The Standard & Poor’s 500 Index may rally as much as 16 percent in the next six months because yesterday’s election will stymie legislative initiatives in Congress, billionaire investor Kenneth Fisher said.
Equities have surged since July as odds that Republicans would take control of the U.S. House of Representatives increased. President Barack Obama and the Democratic Party pushed through reforms of the health-care and financial industries this year.
“Markets don’t like big sweeping actions,” said Fisher, who oversees more than $38 billion at Woodside, California-based Fisher Investments Inc. “Right now, every politician is chirping and burping and carrying on. It’s been in the interest of the Republicans running for office to talk down the economy. That goes away immediately after the election. Come June, you’ll see how quiet the political landscape will be -- very little legislation and a lot of baby kissing.”

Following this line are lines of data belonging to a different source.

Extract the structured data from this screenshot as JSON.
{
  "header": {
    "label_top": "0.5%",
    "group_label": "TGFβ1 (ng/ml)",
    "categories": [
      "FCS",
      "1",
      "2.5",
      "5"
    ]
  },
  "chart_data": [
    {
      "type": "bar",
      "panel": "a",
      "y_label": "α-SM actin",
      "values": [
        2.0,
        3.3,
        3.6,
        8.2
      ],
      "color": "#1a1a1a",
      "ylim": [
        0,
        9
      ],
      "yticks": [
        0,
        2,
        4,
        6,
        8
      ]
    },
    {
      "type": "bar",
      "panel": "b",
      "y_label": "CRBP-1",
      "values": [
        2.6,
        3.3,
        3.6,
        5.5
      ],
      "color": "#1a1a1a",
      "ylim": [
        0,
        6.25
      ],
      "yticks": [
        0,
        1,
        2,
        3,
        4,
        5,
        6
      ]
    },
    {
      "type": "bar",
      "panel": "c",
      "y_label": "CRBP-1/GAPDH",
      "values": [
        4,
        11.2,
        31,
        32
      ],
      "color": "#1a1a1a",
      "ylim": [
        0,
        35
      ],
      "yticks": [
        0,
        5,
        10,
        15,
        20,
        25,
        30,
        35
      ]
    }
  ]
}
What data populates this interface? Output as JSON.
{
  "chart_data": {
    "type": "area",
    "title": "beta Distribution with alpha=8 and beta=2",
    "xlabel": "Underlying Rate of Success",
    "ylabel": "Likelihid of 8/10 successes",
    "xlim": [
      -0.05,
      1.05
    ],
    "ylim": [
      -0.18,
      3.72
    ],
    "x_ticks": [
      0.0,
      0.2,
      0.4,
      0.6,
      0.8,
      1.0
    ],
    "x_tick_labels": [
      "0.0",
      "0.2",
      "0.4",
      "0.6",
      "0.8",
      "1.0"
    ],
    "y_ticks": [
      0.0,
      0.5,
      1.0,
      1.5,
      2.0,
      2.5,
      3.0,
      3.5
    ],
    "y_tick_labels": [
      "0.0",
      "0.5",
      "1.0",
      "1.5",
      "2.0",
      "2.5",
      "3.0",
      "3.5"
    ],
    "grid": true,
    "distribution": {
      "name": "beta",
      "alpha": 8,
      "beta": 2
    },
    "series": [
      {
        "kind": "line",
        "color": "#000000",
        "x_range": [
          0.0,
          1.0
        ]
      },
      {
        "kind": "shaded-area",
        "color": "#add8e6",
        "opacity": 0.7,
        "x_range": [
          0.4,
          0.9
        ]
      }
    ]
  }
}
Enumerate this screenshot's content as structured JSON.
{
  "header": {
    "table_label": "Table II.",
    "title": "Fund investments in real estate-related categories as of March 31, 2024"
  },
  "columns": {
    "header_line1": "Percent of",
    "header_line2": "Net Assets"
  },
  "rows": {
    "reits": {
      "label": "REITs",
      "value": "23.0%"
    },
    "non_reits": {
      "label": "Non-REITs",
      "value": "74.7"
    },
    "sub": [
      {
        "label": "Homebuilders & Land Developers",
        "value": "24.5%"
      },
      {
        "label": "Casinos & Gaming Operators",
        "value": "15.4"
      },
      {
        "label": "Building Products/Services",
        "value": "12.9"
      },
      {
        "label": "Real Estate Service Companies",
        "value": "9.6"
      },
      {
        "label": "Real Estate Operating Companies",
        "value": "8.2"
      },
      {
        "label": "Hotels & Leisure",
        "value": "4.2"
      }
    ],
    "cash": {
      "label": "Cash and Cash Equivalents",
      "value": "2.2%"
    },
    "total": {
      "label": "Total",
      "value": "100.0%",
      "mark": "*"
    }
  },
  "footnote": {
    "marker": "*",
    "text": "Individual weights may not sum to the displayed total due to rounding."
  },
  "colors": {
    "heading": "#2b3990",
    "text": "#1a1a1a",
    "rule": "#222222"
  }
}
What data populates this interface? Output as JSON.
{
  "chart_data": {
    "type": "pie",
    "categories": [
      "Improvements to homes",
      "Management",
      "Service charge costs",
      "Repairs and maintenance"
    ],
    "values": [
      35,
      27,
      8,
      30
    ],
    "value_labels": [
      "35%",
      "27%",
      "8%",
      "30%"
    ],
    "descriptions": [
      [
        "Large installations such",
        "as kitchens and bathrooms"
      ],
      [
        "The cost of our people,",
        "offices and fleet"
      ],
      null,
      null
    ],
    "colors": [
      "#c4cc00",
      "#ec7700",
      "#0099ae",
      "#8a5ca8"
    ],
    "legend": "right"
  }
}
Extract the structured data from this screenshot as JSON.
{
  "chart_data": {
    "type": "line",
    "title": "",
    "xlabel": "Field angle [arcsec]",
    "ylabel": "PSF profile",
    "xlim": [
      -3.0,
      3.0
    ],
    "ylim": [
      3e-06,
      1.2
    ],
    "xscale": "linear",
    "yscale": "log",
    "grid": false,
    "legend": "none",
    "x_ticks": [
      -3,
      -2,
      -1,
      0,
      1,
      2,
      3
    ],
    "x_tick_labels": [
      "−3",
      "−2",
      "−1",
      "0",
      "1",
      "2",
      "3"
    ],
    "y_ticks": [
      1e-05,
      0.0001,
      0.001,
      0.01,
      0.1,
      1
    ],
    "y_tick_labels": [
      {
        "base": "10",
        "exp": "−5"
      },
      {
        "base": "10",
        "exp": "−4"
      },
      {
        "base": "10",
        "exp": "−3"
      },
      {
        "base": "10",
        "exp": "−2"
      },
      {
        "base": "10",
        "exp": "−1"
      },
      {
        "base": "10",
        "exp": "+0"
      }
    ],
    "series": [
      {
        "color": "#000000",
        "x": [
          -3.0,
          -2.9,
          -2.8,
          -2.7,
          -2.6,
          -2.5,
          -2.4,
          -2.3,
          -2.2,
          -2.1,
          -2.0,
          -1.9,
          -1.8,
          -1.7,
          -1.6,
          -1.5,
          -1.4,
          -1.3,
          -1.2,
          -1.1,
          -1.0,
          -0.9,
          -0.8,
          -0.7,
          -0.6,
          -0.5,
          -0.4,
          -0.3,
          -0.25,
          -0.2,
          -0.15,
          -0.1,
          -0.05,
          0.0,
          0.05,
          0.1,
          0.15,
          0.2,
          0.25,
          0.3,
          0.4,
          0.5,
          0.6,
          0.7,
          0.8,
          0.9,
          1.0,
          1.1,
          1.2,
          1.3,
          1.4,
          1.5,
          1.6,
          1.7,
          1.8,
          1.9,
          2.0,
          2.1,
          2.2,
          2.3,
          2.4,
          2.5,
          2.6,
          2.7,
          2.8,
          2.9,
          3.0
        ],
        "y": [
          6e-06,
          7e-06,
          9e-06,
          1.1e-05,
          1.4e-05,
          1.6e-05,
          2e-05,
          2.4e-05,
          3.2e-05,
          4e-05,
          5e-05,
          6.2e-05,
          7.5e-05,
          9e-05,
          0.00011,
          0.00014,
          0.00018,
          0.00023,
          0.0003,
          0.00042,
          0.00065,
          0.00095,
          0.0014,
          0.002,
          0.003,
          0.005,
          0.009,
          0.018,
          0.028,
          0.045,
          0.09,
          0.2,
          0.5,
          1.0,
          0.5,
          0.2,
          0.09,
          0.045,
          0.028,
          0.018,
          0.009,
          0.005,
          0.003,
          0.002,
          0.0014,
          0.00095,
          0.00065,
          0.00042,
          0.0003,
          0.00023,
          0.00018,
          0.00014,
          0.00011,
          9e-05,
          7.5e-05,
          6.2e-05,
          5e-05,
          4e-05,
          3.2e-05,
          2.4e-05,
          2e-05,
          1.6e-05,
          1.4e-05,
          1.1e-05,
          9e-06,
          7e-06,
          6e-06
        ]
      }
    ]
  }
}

Fisher’s optimism is based in part on history. Stocks average gains of 11 percent in the third year of U.S. presidencies and haven’t fallen since 1939 when the Dow Jones Industrial Average lost 2.9 percent, according to data since 1833 compiled by the Stock Trader’s Almanac. The fourth year, when elections are held in November, is second-best, with an average advance of 5.8 percent.
“Next year is the sweet spot,” Fisher said. “Most political risk aversion occurs in the first year when the president has the most relative power to the opposition party he will ever have. He tries to get through whatever his toughest bills would be, and that freaks people out.”
Obama’s health-care reform reshaped the industry, extending coverage to tens of millions uninsured Americans. Signed into law by the president on March 23, it passed Congress without getting a single Republican vote. On July 21, Obama approved the most sweeping set of financial rules since the Great Depression, giving the government authority to unwind failing firms that may threaten the entire system, imposing rules on derivatives and creating a consumer-protection agency at the Federal Reserve.
After the health-care law was approved, the S&P 500 rallied to a 19-month high on April 23 before plunging 16 percent to a 10-month low on July 2. While it has since risen 17 percent to 1,193.57, the benchmark measure of U.S. shares has failed to surpass its April peak of 1,217.28.
Speculation that the Federal Reserve will try to stimulate economic growth through an asset-purchase technique known as quantitative easing has helped drive the stocks rally during the past four months. Fed policy makers began a two-day meeting yesterday, and economists surveyed by Bloomberg said the central bank will probably begin a new round of unconventional monetary easing by announcing a plan to buy at least $500 billion of long-term securities.
“Something on the low side of that might cause people to freak out negatively and something that’s too big might cause people to freak out negatively,” Fisher said. “In a world where the U.S. economy is growing, I’m not sure why any of this makes any sense. In the long-term, money creation doesn’t do anything but cause inflation.”